The first half will include classes with full lesson plans or assignment taught or given through remote teacher contact. Many teachers will be using group conferencing applications, such as Zoom. Teachers have autonomy to choose the applications and programs that work the best for their classes. 

As with usual daily instruction, students are required to start each day by accessing Google Classroom to get and complete assignments. Students will also be required to complete attendance records to ensure that the district is in compliance with the 180-day school day requirement, as per the New Jersey Department of Education.  

The second half of the day will allow students and parents to communicate with teachers and for students to work on individual assignments. Additionally individual music lessons will be given remotely during this time. The afternoon will also give teachers time to collaborate with co-workers, modify lessons for remote learning and ensure the needs of all students are being met.

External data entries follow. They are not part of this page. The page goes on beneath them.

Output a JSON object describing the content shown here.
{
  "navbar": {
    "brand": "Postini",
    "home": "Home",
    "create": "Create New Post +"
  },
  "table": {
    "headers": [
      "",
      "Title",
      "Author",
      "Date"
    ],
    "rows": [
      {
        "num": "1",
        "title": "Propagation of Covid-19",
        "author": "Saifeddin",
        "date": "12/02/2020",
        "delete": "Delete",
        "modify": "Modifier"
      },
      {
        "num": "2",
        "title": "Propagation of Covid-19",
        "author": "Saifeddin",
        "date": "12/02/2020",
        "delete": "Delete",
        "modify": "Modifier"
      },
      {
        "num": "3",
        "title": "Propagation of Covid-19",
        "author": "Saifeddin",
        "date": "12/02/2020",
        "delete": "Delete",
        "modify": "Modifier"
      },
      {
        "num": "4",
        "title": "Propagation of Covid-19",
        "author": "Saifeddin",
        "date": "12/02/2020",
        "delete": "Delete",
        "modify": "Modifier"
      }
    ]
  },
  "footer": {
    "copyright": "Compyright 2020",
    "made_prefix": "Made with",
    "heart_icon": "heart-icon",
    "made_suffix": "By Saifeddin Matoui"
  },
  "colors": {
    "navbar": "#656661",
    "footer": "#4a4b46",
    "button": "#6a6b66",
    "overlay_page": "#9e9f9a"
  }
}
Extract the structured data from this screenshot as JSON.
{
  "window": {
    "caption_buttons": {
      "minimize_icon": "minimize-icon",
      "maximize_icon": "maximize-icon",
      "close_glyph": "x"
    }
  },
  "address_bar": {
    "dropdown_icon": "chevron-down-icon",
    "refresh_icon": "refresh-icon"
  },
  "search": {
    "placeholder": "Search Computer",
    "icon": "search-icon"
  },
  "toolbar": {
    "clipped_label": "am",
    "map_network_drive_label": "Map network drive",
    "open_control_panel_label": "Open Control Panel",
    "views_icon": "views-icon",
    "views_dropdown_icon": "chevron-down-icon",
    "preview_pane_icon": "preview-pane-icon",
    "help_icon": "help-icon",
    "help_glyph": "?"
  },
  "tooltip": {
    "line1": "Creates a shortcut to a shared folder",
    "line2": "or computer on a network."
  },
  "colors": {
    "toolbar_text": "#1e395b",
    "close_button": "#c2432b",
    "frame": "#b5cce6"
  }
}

McKinney stresses that the quality of work will remain as rigorous as it is in school, although the classroom setting will be missed. McKinney said, “There will be direct access to students through teachers, particularly during the half day schedule. It will be interactive and as immediate as it can be. After the school hours of the half day there will be a 24-hour turnaround time with immediate feedback and interaction.”

There has been a sense of nervousness throughout the school due to the COVID-19 outbreak. Junior Justin Schabel said, “My friends and I have been kind of nervous all week about what’s going to happen with school and the virus and what comes next.” 

The anxieties felt throughout the student body this past week will hopefully be put to ease with implementation of the remote learning plan and the support from teachers and administrators. 

Despite moving into uncharted territory through the next two weeks, students and staff can still find support within the educational community.